Elian, you see, comes from fake-Greece and has made a deal with a princess from fake-Japan in order to get access to a Forbidden Mountain where the artifact is hidden. And while Lira connives to steal both the artifact and Elian's heart, she slowly finds herself feeling something that isn't quite hatred as far as he is concerned. Maybe violence... isn't the only option? Gasp, what a novel idea. How quaint! How drole! But unfortunately, the Sea Queen may have other ideas...
As I said, the first 150 pages are amazing. Lira is written as a total bad-ass - basically, the kind of girl Celery Saltine-thin from Throne of Glass can only dream about - and Elian is just as ruthless.

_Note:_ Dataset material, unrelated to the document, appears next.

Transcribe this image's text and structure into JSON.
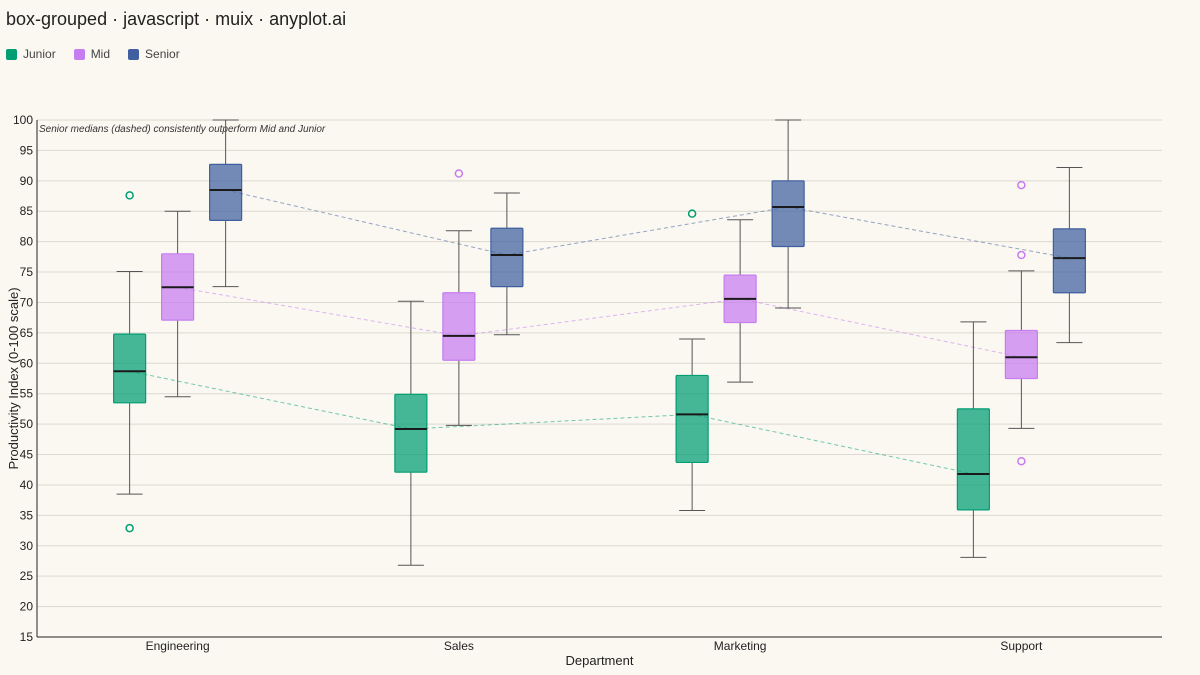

I loved reading about the depraved things they got into. It was dark. How often is a YA targeted at young women allowed to be dark? But then, right about the time that the end up on that love island, or whatever, things start to fall apart. Lira loses her "gives no sh*ts" attitude and Elian starts to be all, "hurr, durr, girls" and after a fight scene that is simultaneously too long and too convenient, we get the mother of all fanfiction-y endings (and yes, I've read the last Harry Potter book, and this may have been worse than that - this is "I've written a totally original character and her name is Opal Phoenix Melody, and she's half-angel, half-mermaid!" bad). Oh my God, that ending made me mad.
Alexandra Christo is not a bad writer but man, that ending sucked and all but ruined the whole book for me. I was expecting something daring and ruthless and unexpected and got... more YA romance packaged as fantasy. Man, what a disappointment. I'm rating it a little higher because the beginning was so good, but I'm actually kind of furious.